Storage between picking and eating is handled the same as lettuce and arugula.

Spinach Bolting



Kale is a leafy green, but it is actually part of the brassica family, which includes broccoli, brussel sprouts, and cauliflower etc…. Kale does very well in cold weather. In fact it tastes better after a frost. It is a very good fall garden crop.


The stems of even small kale leaves tend to be tough, so I typically take the leaves of the stem when I am putting them in a salad. I personally like kale much better than arugula. I find the taste to be very mild. Denise prefers arugula, because she does not care for the ruffled texture. The other nice thing about kale is that it is very tough, and does not wilt as easy as lettuce. I do however handle processing the same though.


Sugar Snap peas:

Sugar snap peas are best picked when the pods are at their largest, and the peas inside have started bulging. They are sweeter when picked this way. Snow peas are slightly different in that you should pick the peas when the pod is full size but the peas have not started bulging yet. I prefer sugar snap peas. It is important to go through your pea patch daily, because if you continually pick the peas, the plants will produce more snap peas.

Kale and Peas



Broccoli can be harvested anytime you have florets to cut. You will get a large center head that after it is cut, you will get secondary florets that grow that can also be cut and eaten. So don’t remove your broccoli plants after you cut the main head. The key to harvesting broccoli is to wait until the head is mature, but not too mature. You can tell this by looking at the florets. When they are tight together, you can probably wait, but as soon as they start to separate, they are getting to the point of flowering, and you should cut them. Having said that, I will cut broccoli early if it is a decent size and I want to eat it. If you wait too long, and it starts to flower, don’t worry you can still cut it and eat it flowers and all. Incidentally, you can also eat the leaves. I don’t really like the large leaves, but the small ones that come attached with the florets, I put them in my salads.



You can pick onions anytime you have a bulb, and that’s easy to tell, because the top part will stick out of the ground as onions are shallow rooted. I will pull the biggest onions as I need them, but I will always pull the onions that no longer have a green shoot any longer. So, if the green shoot has gone brown, I will pull those first. If all my onions still have some green, I will pull the ones where the shoots have flopped over. I will only pull the onion with the healthy green shoot if there are none of the others.
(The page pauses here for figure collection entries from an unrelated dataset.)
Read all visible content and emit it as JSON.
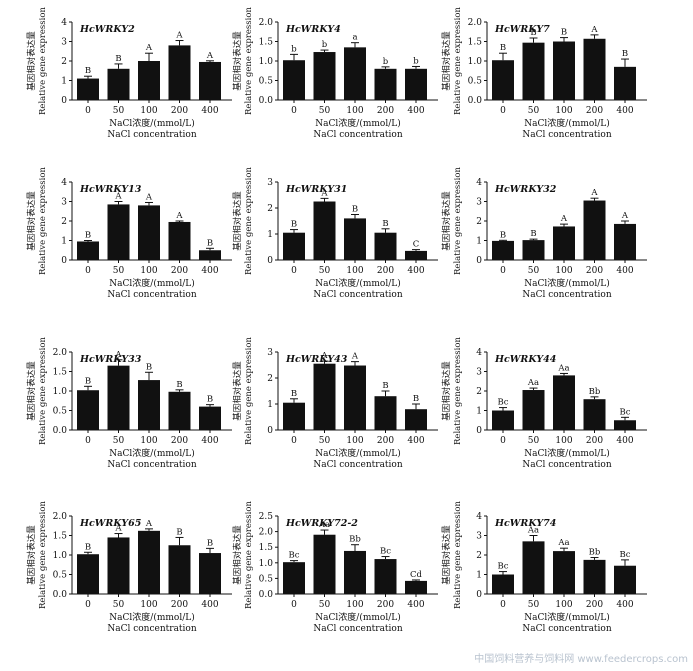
{
  "ylabel_cn": "基因相对表达量",
  "ylabel_en": "Relative gene expression",
  "xlabel_cn": "NaCl浓度/(mmol/L)",
  "xlabel_en": "NaCl concentration",
  "watermark": "中国饲料营养与饲料网 www.feedercrops.com",
  "colors": {
    "bar": "#111111",
    "axis": "#111111",
    "background": "#ffffff"
  },
  "chart_data": [
    {
      "type": "bar",
      "title": "HcWRKY2",
      "categories": [
        "0",
        "50",
        "100",
        "200",
        "400"
      ],
      "values": [
        1.1,
        1.6,
        2.0,
        2.8,
        1.95
      ],
      "errors": [
        0.12,
        0.25,
        0.4,
        0.25,
        0.06
      ],
      "labels": [
        "B",
        "B",
        "A",
        "A",
        "A"
      ],
      "ylim": [
        0,
        4
      ],
      "yticks": [
        0,
        1,
        2,
        3,
        4
      ]
    },
    {
      "type": "bar",
      "title": "HcWRKY4",
      "categories": [
        "0",
        "50",
        "100",
        "200",
        "400"
      ],
      "values": [
        1.02,
        1.23,
        1.35,
        0.8,
        0.8
      ],
      "errors": [
        0.15,
        0.05,
        0.12,
        0.05,
        0.06
      ],
      "labels": [
        "b",
        "b",
        "a",
        "b",
        "b"
      ],
      "ylim": [
        0,
        2
      ],
      "yticks": [
        0,
        0.5,
        1.0,
        1.5,
        2.0
      ]
    },
    {
      "type": "bar",
      "title": "HcWRKY7",
      "categories": [
        "0",
        "50",
        "100",
        "200",
        "400"
      ],
      "values": [
        1.02,
        1.47,
        1.5,
        1.57,
        0.85
      ],
      "errors": [
        0.18,
        0.12,
        0.1,
        0.1,
        0.2
      ],
      "labels": [
        "B",
        "B",
        "B",
        "A",
        "B"
      ],
      "ylim": [
        0,
        2
      ],
      "yticks": [
        0,
        0.5,
        1.0,
        1.5,
        2.0
      ]
    },
    {
      "type": "bar",
      "title": "HcWRKY13",
      "categories": [
        "0",
        "50",
        "100",
        "200",
        "400"
      ],
      "values": [
        0.95,
        2.85,
        2.8,
        1.95,
        0.5
      ],
      "errors": [
        0.05,
        0.15,
        0.15,
        0.05,
        0.1
      ],
      "labels": [
        "B",
        "A",
        "A",
        "A",
        "B"
      ],
      "ylim": [
        0,
        4
      ],
      "yticks": [
        0,
        1,
        2,
        3,
        4
      ]
    },
    {
      "type": "bar",
      "title": "HcWRKY31",
      "categories": [
        "0",
        "50",
        "100",
        "200",
        "400"
      ],
      "values": [
        1.05,
        2.25,
        1.6,
        1.05,
        0.35
      ],
      "errors": [
        0.12,
        0.12,
        0.15,
        0.15,
        0.05
      ],
      "labels": [
        "B",
        "A",
        "B",
        "B",
        "C"
      ],
      "ylim": [
        0,
        3
      ],
      "yticks": [
        0,
        1,
        2,
        3
      ]
    },
    {
      "type": "bar",
      "title": "HcWRKY32",
      "categories": [
        "0",
        "50",
        "100",
        "200",
        "400"
      ],
      "values": [
        0.98,
        1.02,
        1.72,
        3.05,
        1.85
      ],
      "errors": [
        0.03,
        0.05,
        0.12,
        0.12,
        0.15
      ],
      "labels": [
        "B",
        "B",
        "A",
        "A",
        "A"
      ],
      "ylim": [
        0,
        4
      ],
      "yticks": [
        0,
        1,
        2,
        3,
        4
      ]
    },
    {
      "type": "bar",
      "title": "HcWRKY33",
      "categories": [
        "0",
        "50",
        "100",
        "200",
        "400"
      ],
      "values": [
        1.02,
        1.65,
        1.28,
        0.98,
        0.6
      ],
      "errors": [
        0.1,
        0.15,
        0.2,
        0.05,
        0.05
      ],
      "labels": [
        "B",
        "A",
        "B",
        "B",
        "B"
      ],
      "ylim": [
        0,
        2
      ],
      "yticks": [
        0,
        0.5,
        1.0,
        1.5,
        2.0
      ]
    },
    {
      "type": "bar",
      "title": "HcWRKY43",
      "categories": [
        "0",
        "50",
        "100",
        "200",
        "400"
      ],
      "values": [
        1.05,
        2.55,
        2.48,
        1.3,
        0.8
      ],
      "errors": [
        0.15,
        0.1,
        0.15,
        0.2,
        0.2
      ],
      "labels": [
        "B",
        "A",
        "A",
        "B",
        "B"
      ],
      "ylim": [
        0,
        3
      ],
      "yticks": [
        0,
        1,
        2,
        3
      ]
    },
    {
      "type": "bar",
      "title": "HcWRKY44",
      "categories": [
        "0",
        "50",
        "100",
        "200",
        "400"
      ],
      "values": [
        1.0,
        2.05,
        2.8,
        1.58,
        0.5
      ],
      "errors": [
        0.15,
        0.1,
        0.1,
        0.12,
        0.15
      ],
      "labels": [
        "Bc",
        "Aa",
        "Aa",
        "Bb",
        "Bc"
      ],
      "ylim": [
        0,
        4
      ],
      "yticks": [
        0,
        1,
        2,
        3,
        4
      ]
    },
    {
      "type": "bar",
      "title": "HcWRKY65",
      "categories": [
        "0",
        "50",
        "100",
        "200",
        "400"
      ],
      "values": [
        1.02,
        1.45,
        1.62,
        1.25,
        1.05
      ],
      "errors": [
        0.05,
        0.1,
        0.05,
        0.2,
        0.12
      ],
      "labels": [
        "B",
        "A",
        "A",
        "B",
        "B"
      ],
      "ylim": [
        0,
        2
      ],
      "yticks": [
        0,
        0.5,
        1.0,
        1.5,
        2.0
      ]
    },
    {
      "type": "bar",
      "title": "HcWRKY72-2",
      "categories": [
        "0",
        "50",
        "100",
        "200",
        "400"
      ],
      "values": [
        1.02,
        1.9,
        1.38,
        1.12,
        0.42
      ],
      "errors": [
        0.05,
        0.15,
        0.2,
        0.08,
        0.03
      ],
      "labels": [
        "Bc",
        "Aa",
        "Bb",
        "Bc",
        "Cd"
      ],
      "ylim": [
        0,
        2.5
      ],
      "yticks": [
        0,
        0.5,
        1.0,
        1.5,
        2.0,
        2.5
      ]
    },
    {
      "type": "bar",
      "title": "HcWRKY74",
      "categories": [
        "0",
        "50",
        "100",
        "200",
        "400"
      ],
      "values": [
        1.0,
        2.7,
        2.2,
        1.75,
        1.45
      ],
      "errors": [
        0.15,
        0.3,
        0.15,
        0.12,
        0.3
      ],
      "labels": [
        "Bc",
        "Aa",
        "Aa",
        "Bb",
        "Bc"
      ],
      "ylim": [
        0,
        4
      ],
      "yticks": [
        0,
        1,
        2,
        3,
        4
      ]
    }
  ]
}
This helps me to extend my onion season throughout the summer and fall.

Broccoli, Potatoes, Onion (Companions)



Cauliflower is pretty simple. You will get one large cauliflower head, and that’s it. It is easy to see the head forming. Like broccoli, if the cauliflower florets start to separate, you should cut the head. For me, I just wait until it is a mature size, which can range from softball size to soccer ball size, and cut them when I want to eat them. Some people will attach a large rubber band around the head to keep the leaves covering the cauliflower head. This will keep the cauliflower white. If you don’t it will get a brownish tinge to it, but don’t worry if you forget, as the color difference doesn’t make a taste or nutrient difference. I don’t bother banding my cauliflower heads. 
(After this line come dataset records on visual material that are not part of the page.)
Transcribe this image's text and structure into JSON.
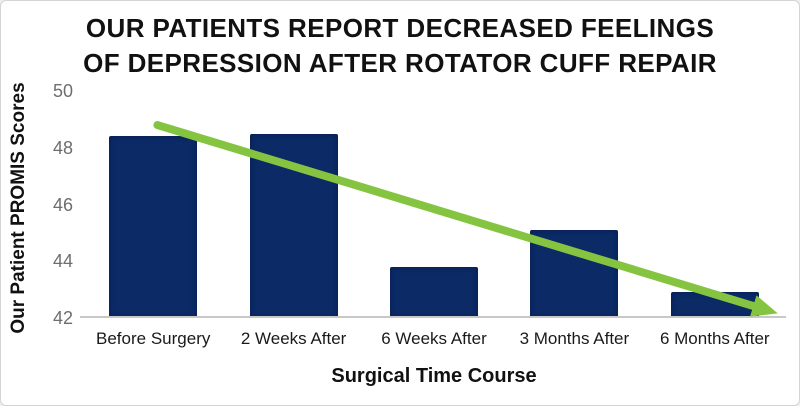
{
  "chart_data": {
    "type": "bar",
    "title_line1": "OUR PATIENTS REPORT DECREASED FEELINGS",
    "title_line2": "OF DEPRESSION AFTER ROTATOR CUFF REPAIR",
    "xlabel": "Surgical Time Course",
    "ylabel": "Our Patient PROMIS Scores",
    "categories": [
      "Before Surgery",
      "2 Weeks After",
      "6 Weeks After",
      "3 Months After",
      "6 Months After"
    ],
    "values": [
      48.4,
      48.5,
      43.8,
      45.1,
      42.9
    ],
    "ylim": [
      42,
      50
    ],
    "yticks": [
      50,
      48,
      46,
      44,
      42
    ],
    "grid": false,
    "legend": "none",
    "annotation": {
      "kind": "decreasing-trend-arrow",
      "start_index": 0.03,
      "start_value": 48.8,
      "end_index": 4.29,
      "end_value": 42.4
    }
  },
  "colors": {
    "bar_navy": "#0b2a66",
    "trend_green": "#84c441",
    "axis_line_gray": "#c8c8c8",
    "tick_text_gray": "#6e6e6e",
    "title_black": "#111111",
    "border_gray": "#d5d5d5",
    "background": "#ffffff"
  }
}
Early spring sown carrots won’t typically reach maturity until fall, but they are certainly edible at any time. I like to start eating them in mid-summer. I pull just a few everyday through the summer to eat fresh. I try to pull the largest ones first. This is easy to tell, because you can see the tops of the carrots, so try picking the largest diameter carrots first. If they are too small for your liking, wait longer.



Parsnips take even longer to mature than carrots. I don’t pick any parsnips until my carrot supply is vanquished. Parsnips are very cold hardy, so you can leave them in the ground until late-fall or even winter in some places. This works well because this is a time when produce is scarce.